You can compute the value of $g$ at the the point ${\bf x}_0=(3,4,12)$. It's
$$
g(3,4,12)=\ln(13)
$$
You want to estimate the value of $g$ at another point.
From ${\bf x}_0$, you move to the the point ${\bf x}_1=(3,4,12)+(.1)u_0$ and you wish to estimate the value of $g$ there.
To do this, you can first consider the change in the value of $g$ between the two points.

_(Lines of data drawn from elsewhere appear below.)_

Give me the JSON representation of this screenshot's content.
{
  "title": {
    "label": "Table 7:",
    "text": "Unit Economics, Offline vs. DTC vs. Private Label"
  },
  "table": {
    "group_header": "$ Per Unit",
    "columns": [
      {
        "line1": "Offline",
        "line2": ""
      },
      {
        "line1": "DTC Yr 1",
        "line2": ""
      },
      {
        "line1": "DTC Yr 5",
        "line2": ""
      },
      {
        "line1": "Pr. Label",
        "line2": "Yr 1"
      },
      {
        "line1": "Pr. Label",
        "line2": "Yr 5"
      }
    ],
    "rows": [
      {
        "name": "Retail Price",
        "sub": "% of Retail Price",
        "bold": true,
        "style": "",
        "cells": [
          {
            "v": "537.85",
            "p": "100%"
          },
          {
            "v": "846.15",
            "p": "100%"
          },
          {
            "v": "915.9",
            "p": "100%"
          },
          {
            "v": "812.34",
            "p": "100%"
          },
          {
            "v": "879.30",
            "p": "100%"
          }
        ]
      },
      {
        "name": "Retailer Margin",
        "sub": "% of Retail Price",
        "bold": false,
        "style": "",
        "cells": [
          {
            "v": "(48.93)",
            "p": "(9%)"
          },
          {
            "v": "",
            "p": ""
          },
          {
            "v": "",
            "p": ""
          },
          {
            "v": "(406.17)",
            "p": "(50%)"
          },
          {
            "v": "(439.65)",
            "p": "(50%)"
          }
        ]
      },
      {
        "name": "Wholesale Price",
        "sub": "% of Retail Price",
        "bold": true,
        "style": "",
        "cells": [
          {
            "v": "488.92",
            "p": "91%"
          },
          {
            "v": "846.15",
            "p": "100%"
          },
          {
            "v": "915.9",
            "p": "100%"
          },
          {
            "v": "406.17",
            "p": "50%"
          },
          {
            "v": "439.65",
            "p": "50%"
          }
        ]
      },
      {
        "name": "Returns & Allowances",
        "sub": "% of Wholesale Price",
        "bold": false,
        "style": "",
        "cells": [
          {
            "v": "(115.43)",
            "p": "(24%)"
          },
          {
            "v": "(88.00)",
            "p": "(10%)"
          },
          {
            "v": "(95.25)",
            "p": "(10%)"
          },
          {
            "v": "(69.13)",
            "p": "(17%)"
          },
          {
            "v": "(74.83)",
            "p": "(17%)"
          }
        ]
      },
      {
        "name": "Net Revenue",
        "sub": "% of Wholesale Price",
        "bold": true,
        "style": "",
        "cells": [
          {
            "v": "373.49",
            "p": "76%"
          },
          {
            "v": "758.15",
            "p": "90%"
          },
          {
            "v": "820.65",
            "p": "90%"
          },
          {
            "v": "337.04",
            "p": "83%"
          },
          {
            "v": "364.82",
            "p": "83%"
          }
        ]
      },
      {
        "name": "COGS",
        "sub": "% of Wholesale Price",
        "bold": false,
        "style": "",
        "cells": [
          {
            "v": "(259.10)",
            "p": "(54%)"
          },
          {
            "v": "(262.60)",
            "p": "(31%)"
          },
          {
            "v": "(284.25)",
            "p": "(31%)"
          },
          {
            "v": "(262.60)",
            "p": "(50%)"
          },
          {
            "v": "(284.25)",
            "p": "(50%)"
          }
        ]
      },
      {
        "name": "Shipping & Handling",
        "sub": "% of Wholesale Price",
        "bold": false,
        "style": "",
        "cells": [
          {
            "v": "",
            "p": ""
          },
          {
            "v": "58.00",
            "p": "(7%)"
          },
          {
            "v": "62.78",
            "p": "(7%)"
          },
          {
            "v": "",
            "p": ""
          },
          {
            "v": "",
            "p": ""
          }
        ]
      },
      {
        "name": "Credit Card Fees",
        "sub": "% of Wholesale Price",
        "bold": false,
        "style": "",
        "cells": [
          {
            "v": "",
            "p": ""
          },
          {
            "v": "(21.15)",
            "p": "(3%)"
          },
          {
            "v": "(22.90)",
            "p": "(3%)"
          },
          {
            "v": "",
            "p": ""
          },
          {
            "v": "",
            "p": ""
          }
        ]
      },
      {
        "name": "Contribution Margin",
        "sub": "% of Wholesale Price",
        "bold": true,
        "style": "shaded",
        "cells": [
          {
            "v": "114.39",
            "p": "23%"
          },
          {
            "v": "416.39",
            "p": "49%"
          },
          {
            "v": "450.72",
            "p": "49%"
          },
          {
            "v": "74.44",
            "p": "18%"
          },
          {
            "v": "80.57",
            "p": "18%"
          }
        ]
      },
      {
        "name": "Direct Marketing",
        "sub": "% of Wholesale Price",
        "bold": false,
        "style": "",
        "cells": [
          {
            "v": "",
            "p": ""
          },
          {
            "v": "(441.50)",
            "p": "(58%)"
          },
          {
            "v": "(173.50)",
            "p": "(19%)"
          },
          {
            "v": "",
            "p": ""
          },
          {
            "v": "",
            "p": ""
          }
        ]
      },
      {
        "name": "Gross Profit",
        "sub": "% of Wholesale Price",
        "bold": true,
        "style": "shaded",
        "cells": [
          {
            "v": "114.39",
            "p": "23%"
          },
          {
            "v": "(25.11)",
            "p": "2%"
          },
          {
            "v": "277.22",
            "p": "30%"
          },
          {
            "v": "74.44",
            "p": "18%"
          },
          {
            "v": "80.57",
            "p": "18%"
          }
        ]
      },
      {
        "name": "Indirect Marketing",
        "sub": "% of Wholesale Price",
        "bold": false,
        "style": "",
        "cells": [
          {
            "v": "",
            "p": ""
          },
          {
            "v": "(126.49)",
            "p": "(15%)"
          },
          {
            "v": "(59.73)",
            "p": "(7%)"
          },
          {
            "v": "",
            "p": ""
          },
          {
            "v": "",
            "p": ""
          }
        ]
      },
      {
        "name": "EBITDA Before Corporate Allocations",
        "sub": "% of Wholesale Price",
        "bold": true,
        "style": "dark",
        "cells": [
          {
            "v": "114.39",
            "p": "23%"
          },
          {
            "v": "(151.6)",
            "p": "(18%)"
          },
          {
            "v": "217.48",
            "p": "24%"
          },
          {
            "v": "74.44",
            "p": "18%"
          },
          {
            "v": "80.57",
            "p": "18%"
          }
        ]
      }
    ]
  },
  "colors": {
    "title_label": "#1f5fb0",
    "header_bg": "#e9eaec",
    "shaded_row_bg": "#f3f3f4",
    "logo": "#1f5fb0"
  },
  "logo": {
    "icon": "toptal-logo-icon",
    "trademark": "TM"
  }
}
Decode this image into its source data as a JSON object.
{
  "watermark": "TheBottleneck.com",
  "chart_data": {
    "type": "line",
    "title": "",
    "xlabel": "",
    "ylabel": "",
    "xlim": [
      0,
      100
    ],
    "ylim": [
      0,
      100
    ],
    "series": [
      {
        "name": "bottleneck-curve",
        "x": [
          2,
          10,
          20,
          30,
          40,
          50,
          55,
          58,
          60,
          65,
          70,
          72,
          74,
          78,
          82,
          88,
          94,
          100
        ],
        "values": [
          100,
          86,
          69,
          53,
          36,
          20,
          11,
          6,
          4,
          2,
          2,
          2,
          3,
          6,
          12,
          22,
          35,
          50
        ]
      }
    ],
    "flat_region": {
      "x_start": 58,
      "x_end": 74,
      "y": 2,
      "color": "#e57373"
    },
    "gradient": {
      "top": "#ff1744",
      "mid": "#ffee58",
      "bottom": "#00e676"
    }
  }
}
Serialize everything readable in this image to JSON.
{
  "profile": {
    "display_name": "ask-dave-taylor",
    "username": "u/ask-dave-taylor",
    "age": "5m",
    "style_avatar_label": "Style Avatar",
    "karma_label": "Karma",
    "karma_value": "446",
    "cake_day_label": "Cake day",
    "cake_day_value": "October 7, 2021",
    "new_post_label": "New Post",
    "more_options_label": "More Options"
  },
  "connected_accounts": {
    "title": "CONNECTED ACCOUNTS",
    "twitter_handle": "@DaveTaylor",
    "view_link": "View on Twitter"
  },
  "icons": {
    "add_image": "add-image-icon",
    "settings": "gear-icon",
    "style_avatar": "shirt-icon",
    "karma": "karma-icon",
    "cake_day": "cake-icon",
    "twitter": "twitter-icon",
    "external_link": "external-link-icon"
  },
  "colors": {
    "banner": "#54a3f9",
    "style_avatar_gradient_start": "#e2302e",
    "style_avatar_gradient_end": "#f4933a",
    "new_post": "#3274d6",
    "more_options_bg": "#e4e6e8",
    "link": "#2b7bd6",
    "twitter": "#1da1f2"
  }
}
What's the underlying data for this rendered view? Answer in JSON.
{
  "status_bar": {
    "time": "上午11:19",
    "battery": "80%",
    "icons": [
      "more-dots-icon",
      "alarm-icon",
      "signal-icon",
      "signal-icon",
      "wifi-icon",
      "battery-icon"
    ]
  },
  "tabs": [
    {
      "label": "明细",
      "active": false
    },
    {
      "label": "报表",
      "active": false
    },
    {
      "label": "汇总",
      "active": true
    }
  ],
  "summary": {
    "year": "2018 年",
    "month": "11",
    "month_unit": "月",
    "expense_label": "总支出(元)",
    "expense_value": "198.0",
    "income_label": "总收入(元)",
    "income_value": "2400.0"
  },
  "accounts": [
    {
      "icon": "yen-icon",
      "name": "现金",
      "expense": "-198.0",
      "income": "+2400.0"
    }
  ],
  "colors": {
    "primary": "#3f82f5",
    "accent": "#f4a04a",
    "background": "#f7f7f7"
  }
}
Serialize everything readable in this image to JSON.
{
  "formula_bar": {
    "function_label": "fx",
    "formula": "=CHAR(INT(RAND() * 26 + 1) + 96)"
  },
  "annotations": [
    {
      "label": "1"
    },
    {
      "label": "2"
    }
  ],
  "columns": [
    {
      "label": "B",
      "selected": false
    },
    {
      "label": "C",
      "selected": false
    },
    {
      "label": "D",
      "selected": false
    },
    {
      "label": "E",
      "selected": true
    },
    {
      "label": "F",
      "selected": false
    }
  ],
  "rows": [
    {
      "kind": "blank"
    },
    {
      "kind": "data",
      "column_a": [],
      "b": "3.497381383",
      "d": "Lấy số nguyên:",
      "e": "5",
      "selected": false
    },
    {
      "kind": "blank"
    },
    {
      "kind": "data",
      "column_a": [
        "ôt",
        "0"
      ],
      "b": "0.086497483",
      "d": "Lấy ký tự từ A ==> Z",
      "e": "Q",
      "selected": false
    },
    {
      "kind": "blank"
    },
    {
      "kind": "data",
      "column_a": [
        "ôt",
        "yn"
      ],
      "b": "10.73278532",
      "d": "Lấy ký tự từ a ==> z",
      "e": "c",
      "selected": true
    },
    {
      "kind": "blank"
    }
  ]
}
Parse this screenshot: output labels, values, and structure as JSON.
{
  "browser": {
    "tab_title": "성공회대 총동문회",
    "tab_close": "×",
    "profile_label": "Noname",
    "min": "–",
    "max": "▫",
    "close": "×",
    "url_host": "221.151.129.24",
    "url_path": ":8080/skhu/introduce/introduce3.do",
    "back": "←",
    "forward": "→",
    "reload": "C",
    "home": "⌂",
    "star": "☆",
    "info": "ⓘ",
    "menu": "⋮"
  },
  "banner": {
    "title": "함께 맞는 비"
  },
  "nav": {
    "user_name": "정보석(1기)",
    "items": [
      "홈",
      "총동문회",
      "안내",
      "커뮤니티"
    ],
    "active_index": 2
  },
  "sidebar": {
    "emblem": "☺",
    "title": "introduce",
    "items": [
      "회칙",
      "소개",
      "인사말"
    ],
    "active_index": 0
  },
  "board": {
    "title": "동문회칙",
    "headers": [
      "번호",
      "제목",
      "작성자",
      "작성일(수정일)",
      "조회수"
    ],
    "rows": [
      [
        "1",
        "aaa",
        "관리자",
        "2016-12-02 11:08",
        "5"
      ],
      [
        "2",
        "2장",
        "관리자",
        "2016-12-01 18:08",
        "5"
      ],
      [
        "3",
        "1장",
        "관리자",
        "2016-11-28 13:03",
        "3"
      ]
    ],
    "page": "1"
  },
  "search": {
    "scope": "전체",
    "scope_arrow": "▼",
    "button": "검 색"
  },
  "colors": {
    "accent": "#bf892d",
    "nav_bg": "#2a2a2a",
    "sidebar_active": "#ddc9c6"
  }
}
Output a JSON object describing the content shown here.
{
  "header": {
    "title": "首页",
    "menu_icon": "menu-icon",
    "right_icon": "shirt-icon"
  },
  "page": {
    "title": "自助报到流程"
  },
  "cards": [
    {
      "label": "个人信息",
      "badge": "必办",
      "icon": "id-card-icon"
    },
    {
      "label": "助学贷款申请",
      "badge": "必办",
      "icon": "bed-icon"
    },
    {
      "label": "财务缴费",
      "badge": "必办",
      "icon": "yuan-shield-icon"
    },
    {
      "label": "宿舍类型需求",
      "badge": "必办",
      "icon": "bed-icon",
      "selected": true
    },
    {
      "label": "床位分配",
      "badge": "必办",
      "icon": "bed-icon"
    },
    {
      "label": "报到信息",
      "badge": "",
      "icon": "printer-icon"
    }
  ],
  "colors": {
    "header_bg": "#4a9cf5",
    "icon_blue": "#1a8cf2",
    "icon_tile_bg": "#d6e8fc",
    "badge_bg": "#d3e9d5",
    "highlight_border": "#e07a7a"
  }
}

You can find an approximation to the change in the value of $g$, denoted $\Delta g$, between those two points by using use the formula $$\tag{1} \Delta g\approx \nabla g({\bf x}_0)\cdot \Delta {\bf x},$$
where $\Delta {\bf x}= {\bf x}_1-{\bf x_0} = (.1)u_0$.
So, to approximate the value of $g$ at the point ${\bf x}_1$, add the change in the value of $g$ from ${\bf x}_0$ to ${\bf x}_1$ to the value of $g$ at ${\bf x}_0$:
$$\eqalign{
g({\bf x}_1)&= \strut g({\bf x}_0)+ \Delta g\cr &\tag{2}\approx \strut g({\bf x}_0)+\nabla g({\bf x}_0)\cdot \Delta {\bf x}
}
$$
So you're almost there: compute $(1)$ with ${\bf x}_0=(3,4,12)$ and $\Delta{\bf x}=(.1)u_0 $ and then add to $g(3,4,12)=\ln (13)$. (You may want to check your computation of the gradient, it seems off (you need $z=12$))
Note this is similar to the one variable case with the gradient playing the role of the derivative
$$
f(x_1)\approx f(x_0)+(x_1-x_0)f'(x_0).
$$